Daniel Murphy is a weird dude. He’s eccentric, he says weird things and makes funny faces. He will make defensive mistakes that make you want to tear your hair out, and moments later he’ll make a miraculous highlight reel play. This weirdness is both his greatest strength and his greatest weakness. For so long he held himself back by refusing to allow himself to pull- he only knew himself as a contact hitter. He’s Daniel Murphy, he bats third and he hits the ball to left center. This obsession with bat to ball skill honed his natural gifts into an elite MLB skill. Albeit, a skill that MLB doesn’t favor as much as a few others, namely power. However, Murphy never lacked power. Rather, he held himself from unlocking it. Once he found the key and opened that door, he transformed into one of the greatest offensive threats in the game.
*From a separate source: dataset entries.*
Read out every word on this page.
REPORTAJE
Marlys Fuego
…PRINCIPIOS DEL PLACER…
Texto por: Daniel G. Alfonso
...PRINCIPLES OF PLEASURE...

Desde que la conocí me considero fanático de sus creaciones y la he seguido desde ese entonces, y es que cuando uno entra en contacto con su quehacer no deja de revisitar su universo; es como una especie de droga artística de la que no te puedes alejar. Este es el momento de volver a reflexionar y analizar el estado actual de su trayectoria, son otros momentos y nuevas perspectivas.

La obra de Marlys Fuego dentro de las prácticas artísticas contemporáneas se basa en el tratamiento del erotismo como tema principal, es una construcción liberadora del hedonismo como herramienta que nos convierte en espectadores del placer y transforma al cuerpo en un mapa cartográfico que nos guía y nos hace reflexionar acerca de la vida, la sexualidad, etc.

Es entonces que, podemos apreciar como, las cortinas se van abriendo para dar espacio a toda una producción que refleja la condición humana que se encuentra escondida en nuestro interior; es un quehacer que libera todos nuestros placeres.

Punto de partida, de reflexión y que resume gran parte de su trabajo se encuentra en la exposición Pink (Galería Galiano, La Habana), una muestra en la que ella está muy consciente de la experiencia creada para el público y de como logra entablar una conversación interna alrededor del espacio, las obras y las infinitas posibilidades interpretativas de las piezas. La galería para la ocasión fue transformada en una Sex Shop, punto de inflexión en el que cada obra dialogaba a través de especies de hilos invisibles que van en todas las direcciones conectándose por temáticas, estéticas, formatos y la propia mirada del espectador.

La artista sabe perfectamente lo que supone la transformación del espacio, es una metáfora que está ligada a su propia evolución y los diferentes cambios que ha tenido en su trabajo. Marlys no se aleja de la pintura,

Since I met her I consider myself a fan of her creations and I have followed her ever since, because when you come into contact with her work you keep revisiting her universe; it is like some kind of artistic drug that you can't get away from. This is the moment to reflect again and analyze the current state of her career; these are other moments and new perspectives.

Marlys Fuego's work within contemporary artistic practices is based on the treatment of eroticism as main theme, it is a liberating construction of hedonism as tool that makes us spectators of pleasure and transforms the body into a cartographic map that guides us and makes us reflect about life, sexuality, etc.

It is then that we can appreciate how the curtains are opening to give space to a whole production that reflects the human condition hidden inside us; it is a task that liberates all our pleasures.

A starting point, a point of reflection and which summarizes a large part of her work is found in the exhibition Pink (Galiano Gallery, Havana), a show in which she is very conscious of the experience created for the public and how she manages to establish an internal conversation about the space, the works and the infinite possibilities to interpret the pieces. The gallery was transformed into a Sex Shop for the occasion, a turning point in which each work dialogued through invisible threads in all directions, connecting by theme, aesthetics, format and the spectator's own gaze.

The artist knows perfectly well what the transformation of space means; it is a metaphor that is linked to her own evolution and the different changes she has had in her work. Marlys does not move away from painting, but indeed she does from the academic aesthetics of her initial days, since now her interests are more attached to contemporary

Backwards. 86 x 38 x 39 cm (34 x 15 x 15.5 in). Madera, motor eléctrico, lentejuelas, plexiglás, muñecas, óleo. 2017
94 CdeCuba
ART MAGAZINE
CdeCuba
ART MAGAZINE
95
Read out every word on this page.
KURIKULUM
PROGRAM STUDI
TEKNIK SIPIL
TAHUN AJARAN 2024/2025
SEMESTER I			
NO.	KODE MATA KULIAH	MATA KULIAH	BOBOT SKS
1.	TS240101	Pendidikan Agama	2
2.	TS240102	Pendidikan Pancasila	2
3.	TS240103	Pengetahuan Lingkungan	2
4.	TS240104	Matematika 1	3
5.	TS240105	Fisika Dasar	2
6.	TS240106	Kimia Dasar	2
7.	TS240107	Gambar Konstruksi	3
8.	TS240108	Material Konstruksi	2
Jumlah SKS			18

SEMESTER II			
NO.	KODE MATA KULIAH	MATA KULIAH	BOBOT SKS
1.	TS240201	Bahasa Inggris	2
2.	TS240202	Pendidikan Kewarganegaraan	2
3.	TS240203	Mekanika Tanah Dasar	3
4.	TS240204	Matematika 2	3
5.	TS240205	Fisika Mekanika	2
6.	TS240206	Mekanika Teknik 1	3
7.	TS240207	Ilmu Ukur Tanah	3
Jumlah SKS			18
If Murphy were more like other players, he may have attempted to unlock his power too early in his career, prior to learning how to control his bat. Both of these skills are necessary, and, for too many, the temptation to learn power first can often hinder the development of bat control. Murphy did the hard thing first, he learned to hit. Then he learned to pull. This is the old school approach we have all heard from our childhood. It’s what so many of us yell at our TV about when we watch guys strike out. Murphy is a call back to a baseball ideal we all grew up with. He isn’t a perfect player, he isn’t the fastest, strongest, or the most talented. Murphy makes a lot of mistakes, and he readily owns up to each and every one of them. However, through hard work, dedication, and perhaps some personality quirks he has managed to translate every itty bitty drop of skill he has into success on the field. Real, tangible, repeatable success. I fully expect Murphy to maintain this high level of play for however long his body can physically hold up to the wear and tear of each passing season. Lets not forget, he’s only 31 years old.